>>1187
>Basically, do you see that the risks for hyperinflation and/or stagflation are so high that assets traditionally doing well in inflation will be destroyed?
Though I'm no expert and don't have a direct role in the forces behind the economy, yes, that is the sense I'm gathering in my research. I actually think we're undergoing some mild stagflation currently; the economy today is actually in a depression. Look at the attached chart, that is money velocity as reported by the Fed themselves, second chart shows it back to the great depression. Money velocity is basically how often money changes hands, when nobody is trading/interacting with each other there is effectively no economy.
Money velocity is the lowest it's been since the great depression. For all intents and purposes yeah, we are living in a depression, AND the central banks are undergoing the most aggressive easing policies the world has seen, ever. I'm not trying to be sensational here but this is very much a paradigm-shift kind of moment, central banks have printed more money than God himself could, and the chart I posted here >>1186
is enough evidence to show it's pumping up asset prices (via super low-interest loans to corporations who buy back their own stock/keep the market from crashing). However, consider money velocity is at depression-levels, you can infer that 1) it is not leading to real economic growth and 2) financial assets are overpriced relative to business operations/actual sales.
As Rickard's explains it, we're on the knife-edge of inflationary (yet obviously unsustainable) money-printing, or "stimulus" pressures from central banks, and deflationary hoarding of wealth as the largest investors on the planet call the cb's bluff and sell their stocks at record valuations and hoard cash/cease investing because the economy is so inundated with debt there's no real yield TO invest. The fed are stuck in an impossible situation; their moneyprinting, "stimulative" efforts are just loading up on more debt that is obviously impossible to repay, which doesn't stimulate the economy at all, it suffocates us further.
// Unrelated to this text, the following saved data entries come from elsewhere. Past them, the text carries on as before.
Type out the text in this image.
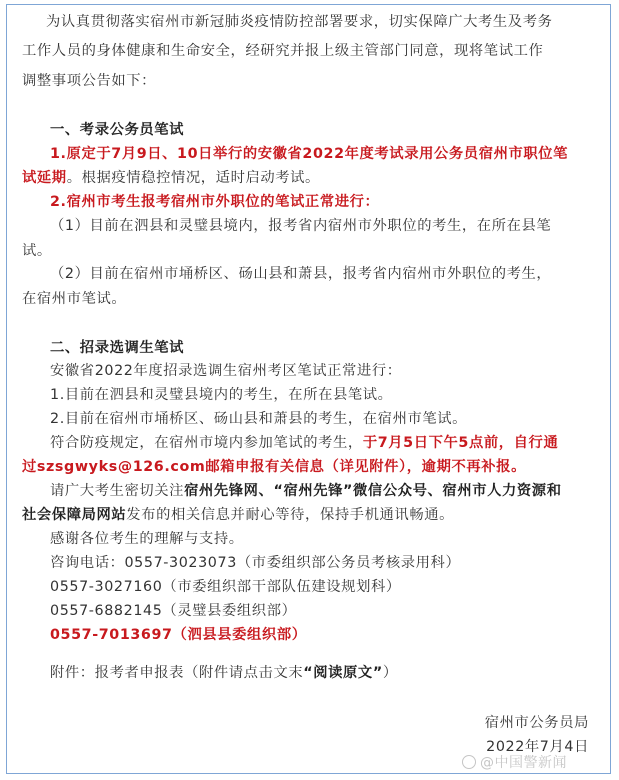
为认真贯彻落实宿州市新冠肺炎疫情防控部署要求，切实保障广大考生及考务
工作人员的身体健康和生命安全，经研究并报上级主管部门同意，现将笔试工作
调整事项公告如下：
一、考录公务员笔试
1.原定于7月9日、10日举行的安徽省2022年度考试录用公务员宿州市职位笔
试延期。根据疫情稳控情况，适时启动考试。
2.宿州市考生报考宿州市外职位的笔试正常进行：
（1）目前在泗县和灵璧县境内，报考省内宿州市外职位的考生，在所在县笔
试。
（2）目前在宿州市埇桥区、砀山县和萧县，报考省内宿州市外职位的考生，
在宿州市笔试。
二、招录选调生笔试
安徽省2022年度招录选调生宿州考区笔试正常进行：
1.目前在泗县和灵璧县境内的考生，在所在县笔试。
2.目前在宿州市埇桥区、砀山县和萧县的考生，在宿州市笔试。
符合防疫规定，在宿州市境内参加笔试的考生，于7月5日下午5点前，自行通
过szsgwyks@126.com邮箱申报有关信息（详见附件），逾期不再补报。
请广大考生密切关注宿州先锋网、“宿州先锋”微信公众号、宿州市人力资源和
社会保障局网站发布的相关信息并耐心等待，保持手机通讯畅通。
感谢各位考生的理解与支持。
咨询电话：0557-3023073（市委组织部公务员考核录用科）
0557-3027160（市委组织部干部队伍建设规划科）
0557-6882145（灵璧县委组织部）
0557-7013697（泗县县委组织部）
附件：报考者申报表（附件请点击文末“阅读原文”）
宿州市公务员局
2022年7月4日
@中国警新闻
Historically it was always believable that these debts, ya know, could be repaid if we just tried a little harder (you never have to repay the debt, just make people believe you can/roll it over); well now they're trying harder than they ever have, debt has skyrocketed, and they still can't raise rates after 8 years because doing so would crush what little actual growth has occurred. This has been a bubble 30+ years in the making, just every time it started to pop some major financial firm would fail and take the hit. However, now that the Fed blew up their balance sheet (aka the $USD) to paper over the 08 margin cascade, the way of doing things that has been the norm for the past century honestly just does not work anymore. The only way out for central banks, is to print & loan money at NO interest, and use it to bridge the debt from all their money printing that was loaned at interest. This is called helicopter money, or 'financing the debt', and it will be the signal to everyone that currency itself, the underpinning of all financial assets, is no longer a real store of value and other assets are more appropriate to hold. All that deflationary hoarding will then fly out into the economy, leading to a few years of hyperinflation, and then we'll be back on track, with all this debt-crisis nonsense hopefully behind us.
SO… Now that you understand all that, realize that we are in a very tight situation, where central banks are trying to force inflation, and big money is hoarding capital because they know the system/asset prices can't grow any further because of the now-obvious unsustainable debt issue. Once the Fed starts printing money at no interest the ruse that the dollar has any integrity will be lost, capital will leave fiat into more trustworthy stocks/bonds/whatever, and we'll go from stagnant growth/depressionary/low yield environment to an inflationary one. That paradigm shift will put gold in a totally different light, and it will scream, much more so than already super-high priced assets.
That's why it's better to take a conservative, low risk, low yield position now as the market keeps selling off at these all time highs. As soon as you see central banks printing money or directly funding gov't spending you ditch cash and buy anything and everything you can.
You just can't go wrong with gold at it's current price, and given the current environment. %10 in gold is enough to shelter your wealth from any kind of market panics. Over the long run sure, an S&P ETF will keep up with inflation, but for now it's better to assume as little risk as possible until a clear path forward is determined.